In the early morning hours of 12th October 1984 the Grands’ history changed forever when it was bombed by the IRA. The Conservative Party Conference was on at the time in Brighton and most delegates were staying at The Grand. At 2:51am the bomb (which had been planted behind the bath panel in room 629 (currently 621) and had been designed to eliminate the entire Thatcher cabinet, tore through the hotel killing 5 people and injuring 39. I was a first year undergraduate studying just up the road at Sussex University in Falmer in 1984 when the news broke, and I vividly remember wandering down to the seafront in the days that at followed and being mesmerised by the beautiful building that had been literally ripped apart. It looked like a massive wrecking ball had smashed into the fascia. The hotel eventually reopened some 18 months after the bombing and Margaret Thatcher spoke at the reception.
I didn’t visit Brighton much in the 90’s but in the last few years, because I need to be in Brighton a couple of times a month, my love affair with Brighton and The Grand has been rekindled. Whenever I return to this beautiful Victorian hotel, I am transported to a bygone age – vintage cars, ladies in crinoline and enthusiastic bathers in stripey cover-all swim suits. The majestic sweeping staircase has me daydreaming about flouncing down the staircase in huge hooped skirt with a parasol and taking a stroll along the pier, perhaps accompanied by a gentleman sporting a natty bowler and a tweed suit.

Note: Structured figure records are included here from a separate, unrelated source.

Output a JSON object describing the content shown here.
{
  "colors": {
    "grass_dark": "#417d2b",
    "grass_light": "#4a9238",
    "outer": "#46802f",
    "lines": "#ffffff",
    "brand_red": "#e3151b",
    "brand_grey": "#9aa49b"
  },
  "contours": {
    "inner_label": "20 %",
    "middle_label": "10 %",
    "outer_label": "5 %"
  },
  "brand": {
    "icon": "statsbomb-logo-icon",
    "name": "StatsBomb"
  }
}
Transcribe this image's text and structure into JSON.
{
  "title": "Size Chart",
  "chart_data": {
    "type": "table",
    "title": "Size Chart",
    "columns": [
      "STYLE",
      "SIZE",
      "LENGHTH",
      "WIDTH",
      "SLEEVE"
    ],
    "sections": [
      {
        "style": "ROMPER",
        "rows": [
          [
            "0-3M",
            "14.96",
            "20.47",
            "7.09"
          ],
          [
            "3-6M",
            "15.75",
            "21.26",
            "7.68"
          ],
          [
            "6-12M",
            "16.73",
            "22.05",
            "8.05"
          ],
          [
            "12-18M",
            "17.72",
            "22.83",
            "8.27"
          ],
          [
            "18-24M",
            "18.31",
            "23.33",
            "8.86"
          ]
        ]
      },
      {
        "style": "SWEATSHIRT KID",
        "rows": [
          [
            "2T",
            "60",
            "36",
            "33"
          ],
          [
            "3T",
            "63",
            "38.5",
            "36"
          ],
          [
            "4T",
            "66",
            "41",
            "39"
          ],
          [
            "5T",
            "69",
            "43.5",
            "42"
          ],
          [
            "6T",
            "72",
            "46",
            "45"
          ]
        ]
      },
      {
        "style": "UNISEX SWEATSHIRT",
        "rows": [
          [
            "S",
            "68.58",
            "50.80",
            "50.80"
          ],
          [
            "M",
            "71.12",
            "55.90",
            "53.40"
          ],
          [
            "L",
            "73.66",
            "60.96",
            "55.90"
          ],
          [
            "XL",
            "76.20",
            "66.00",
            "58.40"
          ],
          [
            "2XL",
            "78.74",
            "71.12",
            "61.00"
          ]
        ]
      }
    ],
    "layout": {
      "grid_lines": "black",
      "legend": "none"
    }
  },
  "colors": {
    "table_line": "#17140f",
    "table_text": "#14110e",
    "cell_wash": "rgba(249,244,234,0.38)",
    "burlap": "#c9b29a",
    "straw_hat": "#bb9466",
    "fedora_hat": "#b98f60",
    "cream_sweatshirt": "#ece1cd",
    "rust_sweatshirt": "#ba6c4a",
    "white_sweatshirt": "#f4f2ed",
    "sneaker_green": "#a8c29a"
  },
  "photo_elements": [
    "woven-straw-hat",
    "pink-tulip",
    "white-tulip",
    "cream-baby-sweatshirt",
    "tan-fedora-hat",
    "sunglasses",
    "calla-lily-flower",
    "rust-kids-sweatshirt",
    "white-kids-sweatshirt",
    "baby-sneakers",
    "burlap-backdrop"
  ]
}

Brighton for me IS the Grand Hotel and although it’s bombing by the IRA in 1984 is one of the saddest points in its illustrious history, it also underlines the strength and tenacity of a hotel from a bygone age that is still flourishing in the 21st century. And flourish it does. I drew up today in the car park and had to steer my little Mini through a veritable array of personal plated Porches and top of the range Audi’s. My little car felt positively inferior… but the valet who greeted me was so welcoming and attentive, I immediately felt SPECIAL … and that’s the key to what this place does. It makes you feel like a queen for a day/night …and nothing compares with that.
The building itself is nothing short of breathtaking, It is epic in proportion and though it’s facade for the last year or so has been hidden under ugly scaffolding, it is a portrait of grandeur slightly diminished, never lost. Today the Grand is rebuilt and has been through a number of updates and owners. It is the epitome of grandeur and luxury and actually the price to stay is not as much as you would think. The Grand King Suite on the 7th floor for example is approx £400 per night. However, on my present company budget I was delighted to get one of the last remaining scaffolding affected rooms for £100. These will normally retail double that, and more in high season. Are they worth it? Oh yes! From the array of gorgeously scented toiletries to the ‘his and hers’ bathrobes and slippers, a bath the size of a football pitch and separate walk in shower and the double sink, (still can’t get over that), this is a taste of luxury. On top of that of course the hotel faces onto one of the most beautiful and famous beaches in the UK, made famous by Quadrophenia and Brighton Rock.
The food and drink is superb and the staff are attentive but not overly so, and although the Hilton next door tries to compete, its not quite the same. I say this not to be disparaging about the Hilton, (I stay there far more often than The Grand as it much more affordable) but it doesn’t have the special something that makes the Grand what it is.
The famous Brighton Lanes are 5 minutes walk away and the beach less than a minute making this old fashion luxury with a modern twist, Brighton being one of the most multicultural and cosmopolitan cities in the country. I just wish I could afford to stay here more, but sadly with the scaffolding coming down and most of the rooms nearly finished, the discounts are diminishing and it’s back to the Hilton for me. Did I mention what a nice hotel the Hilton is?